Madhubani art is internationally celebrated, UNESCO-recognised and GI-tagged. It appears in global galleries and on international fashion runways. And the women who create it — in Madhubani district's villages — earn ₹150 to ₹300 per day. This is the story of how Bihar's most famous art form became a global commodity while leaving its creators behind.
Madhubani art — also called Mithila painting — is one of India's most internationally recognised folk art traditions. It has UNESCO recognition. It has a Geographical Indication (GI) tag. It appears in international galleries, on designer clothes, on Air India aircraft. It is taught in art schools in Japan and the United States.
And the women who create it earn ₹150 to ₹300 per day.
The chain between a Madhubani artist in Ranti village and a customer in London involves at minimum four or five intermediaries — local collectors, district-level aggregators, city-based exporters and international dealers. Each takes a margin. The artist, who does the actual creative work, is at the very bottom of a value chain built on her skill.
This is not unique to Madhubani. It is the story of every Indian folk art form — Warli, Pattachitra, Kalamkari. But Madhubani is Bihar's art. And Bihar has done less than almost any other state to protect its artists' economic interests.

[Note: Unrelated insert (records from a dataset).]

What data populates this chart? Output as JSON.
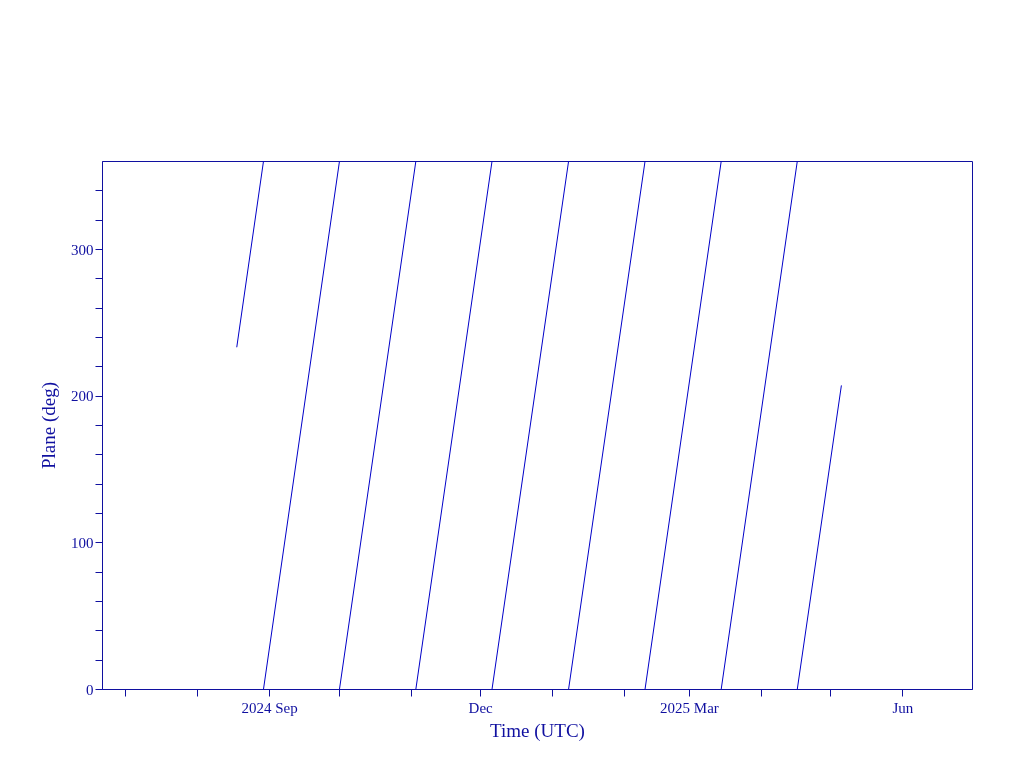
{
  "chart_data": {
    "type": "line",
    "xlabel": "Time (UTC)",
    "ylabel": "Plane (deg)",
    "series": [
      {
        "color": "#0000c8",
        "x": [
          "2024-08-18T02:00",
          "2024-08-29T15:00"
        ],
        "values": [
          233,
          360
        ]
      },
      {
        "color": "#0000c8",
        "x": [
          "2024-08-29T15:00",
          "2024-10-01T09:00"
        ],
        "values": [
          0,
          360
        ]
      },
      {
        "color": "#0000c8",
        "x": [
          "2024-10-01T09:00",
          "2024-11-03T07:00"
        ],
        "values": [
          0,
          360
        ]
      },
      {
        "color": "#0000c8",
        "x": [
          "2024-11-03T07:00",
          "2024-12-06T03:00"
        ],
        "values": [
          0,
          360
        ]
      },
      {
        "color": "#0000c8",
        "x": [
          "2024-12-06T03:00",
          "2025-01-08T03:00"
        ],
        "values": [
          0,
          360
        ]
      },
      {
        "color": "#0000c8",
        "x": [
          "2025-01-08T03:00",
          "2025-02-10T02:00"
        ],
        "values": [
          0,
          360
        ]
      },
      {
        "color": "#0000c8",
        "x": [
          "2025-02-10T02:00",
          "2025-03-14T22:00"
        ],
        "values": [
          0,
          360
        ]
      },
      {
        "color": "#0000c8",
        "x": [
          "2025-03-14T22:00",
          "2025-04-16T17:00"
        ],
        "values": [
          0,
          360
        ]
      },
      {
        "color": "#0000c8",
        "x": [
          "2025-04-16T17:00",
          "2025-05-05T17:00"
        ],
        "values": [
          0,
          207
        ]
      }
    ],
    "xlim": [
      "2024-06-21",
      "2025-07-01"
    ],
    "xticks": [
      {
        "value": "2024-07-01",
        "label": null
      },
      {
        "value": "2024-08-01",
        "label": null
      },
      {
        "value": "2024-09-01",
        "label": "2024 Sep"
      },
      {
        "value": "2024-10-01",
        "label": null
      },
      {
        "value": "2024-11-01",
        "label": null
      },
      {
        "value": "2024-12-01",
        "label": "Dec"
      },
      {
        "value": "2025-01-01",
        "label": null
      },
      {
        "value": "2025-02-01",
        "label": null
      },
      {
        "value": "2025-03-01",
        "label": "2025 Mar"
      },
      {
        "value": "2025-04-01",
        "label": null
      },
      {
        "value": "2025-05-01",
        "label": null
      },
      {
        "value": "2025-06-01",
        "label": "Jun"
      }
    ],
    "ylim": [
      0,
      360
    ],
    "yticks": [
      {
        "value": 0,
        "label": "0"
      },
      {
        "value": 20,
        "label": null
      },
      {
        "value": 40,
        "label": null
      },
      {
        "value": 60,
        "label": null
      },
      {
        "value": 80,
        "label": null
      },
      {
        "value": 100,
        "label": "100"
      },
      {
        "value": 120,
        "label": null
      },
      {
        "value": 140,
        "label": null
      },
      {
        "value": 160,
        "label": null
      },
      {
        "value": 180,
        "label": null
      },
      {
        "value": 200,
        "label": "200"
      },
      {
        "value": 220,
        "label": null
      },
      {
        "value": 240,
        "label": null
      },
      {
        "value": 260,
        "label": null
      },
      {
        "value": 280,
        "label": null
      },
      {
        "value": 300,
        "label": "300"
      },
      {
        "value": 320,
        "label": null
      },
      {
        "value": 340,
        "label": null
      }
    ],
    "grid": false,
    "line_style": "solid",
    "marker": "none"
  }
}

Madhubani art received its Geographical Indication tag in 2007. GI tags are supposed to protect regional products from imitation and give authenticated producers a market premium. But nearly 20 years later, most Madhubani artists have no idea what GI means, have no access to the premium it should command, and continue selling to local middlemen at exploitative prices.

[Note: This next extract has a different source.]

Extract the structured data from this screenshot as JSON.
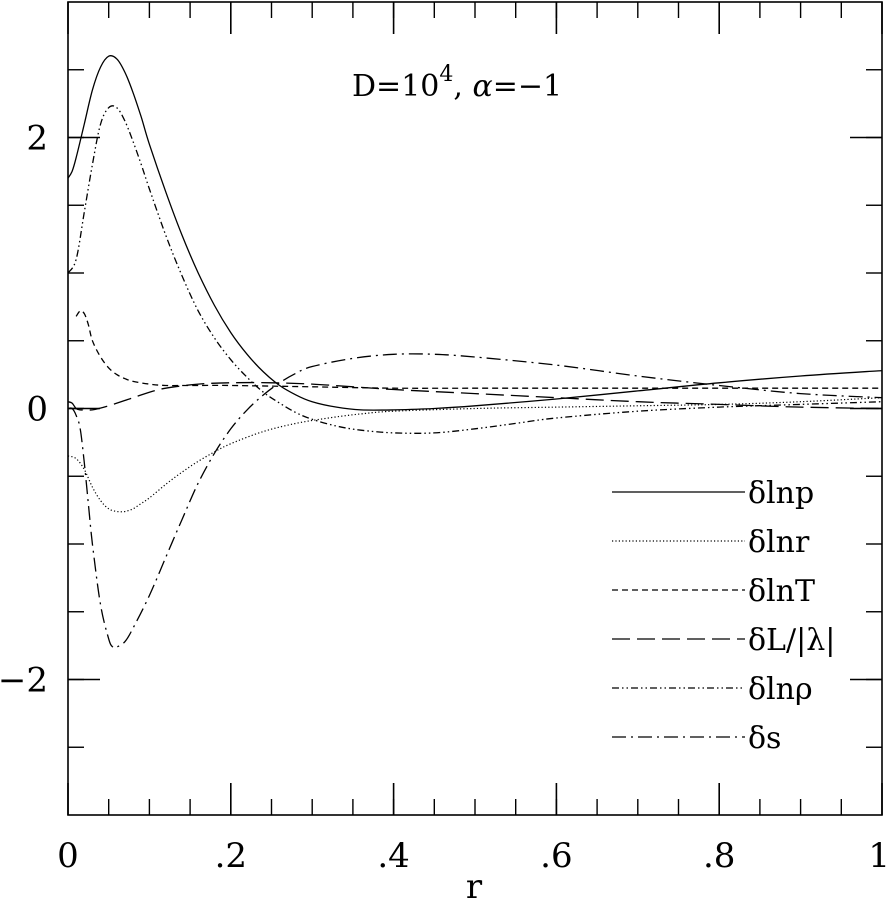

The GI tag was given — and then forgotten. No government programme created the market infrastructure needed to make it economically meaningful for artists.
Madhubani art is a metaphor for Bihar itself. Extraordinary talent. Rich heritage. Global recognition. And a failure of governance and market infrastructure that ensures the creators of that value are the last to benefit from it. Nav Bihar Morcha's commitment to artisan self-employment is not charity — it is economic justice.